For many, the car bridges the gap between private and work time. Imagine if, when we’re running late for a meeting or for our kids’ swimming class, it advised us as to the best location for parking? Or if we could retrieve a stolen car the way we already can an iPhone? Most people will go through life without having their vehicle stolen: but they’ll still pay for the possibility in their insurance premiums… Indeed, it’s hard to reward drivers for good habits that reduce the likelihood of payouts. But Usage-Based Insurance is already gaining momentum: and the IoT can further smoothen its path ahead.

If it sounds grandiose to state that “the Internet of Things will change the world forever”, rewind to an offline world. Take out of the equation e-mails, e-commerce, online banking, social media… does how you go about getting stuff done look the same as now? Or have things got easier?
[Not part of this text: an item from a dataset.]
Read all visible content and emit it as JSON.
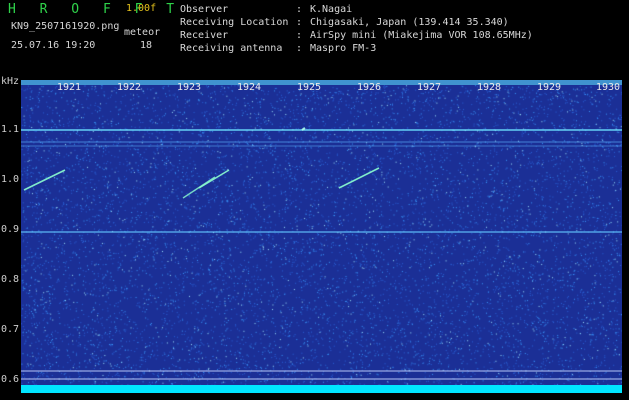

Some of the permutations of the IoT can raise concerns. Could SCPs take over?
Web 2.0 proves that we can be smart and in control. Powered by knowledge, retailers are getting ever smarter at marketing additional products and services to us as individuals. But they’re still not shipping them and billing us for them automatically! As long as we retain the final word before commitments are made, IoT will be a friend. I will just have to resist some of the promotions for running shoes that I get when retailers find out I’ve run 500 kilometres in my current pair… which should be doable, since I got over 2,000km out of my last one!

As with any technology, the IoT is neither inherently good nor bad. But its potential is mind-blowing: now it is up to us, the users, to adopt it in a beneficial and constructive way. In doing so, we must address privacy concerns (assuming Millennials understand what privacy is – and research shows they do) and not burn bridges with those who can’t get connected.

The football World Cup kicks off soon. In my younger days, I’d have spent the past few weeks collecting Panini stickers and swapping them with my friends. Now, imagine if sticker books could tell children when they’re only twenty stickers away from completing their collection and which stickers they need…

…no, that’s going too far. Besides, kids don’t need technology to know that. And the lazier ones might then set the book to automatically order those last stickers required – that wouldn’t be ‘progress’! That would be ‘cheating’!

If you are a football aficionado, enjoy the World Cup. Maybe in four years’ time your fridge will tell you when you’re running low on beer, even order it for you… or your phone will order a pizza exactly 45’ before your team’s match begins… But then maybe football’s not your thing, and you’ll be drawing up a list of alternatives, seeing which of your friends are in your area at that time, of tailored promotions from restaurants that are not showing the match…

But I still wouldn’t rely on technology helping your team win a penalty shoot-out. Stephen Hawking, a famous British physicist, is trying. But even he can’t prevent human error. Technology is only ever an enabler, not the solution. We’re still in charge. Which is not good news if, like me, you’re an England fan.

If like me, however, you’re also a fan of technology, improving business processes, bringing together design, manufacturing and service… then the IoT is great news. So let your imagination run free: then step back into your office and start making the IoT work for your business.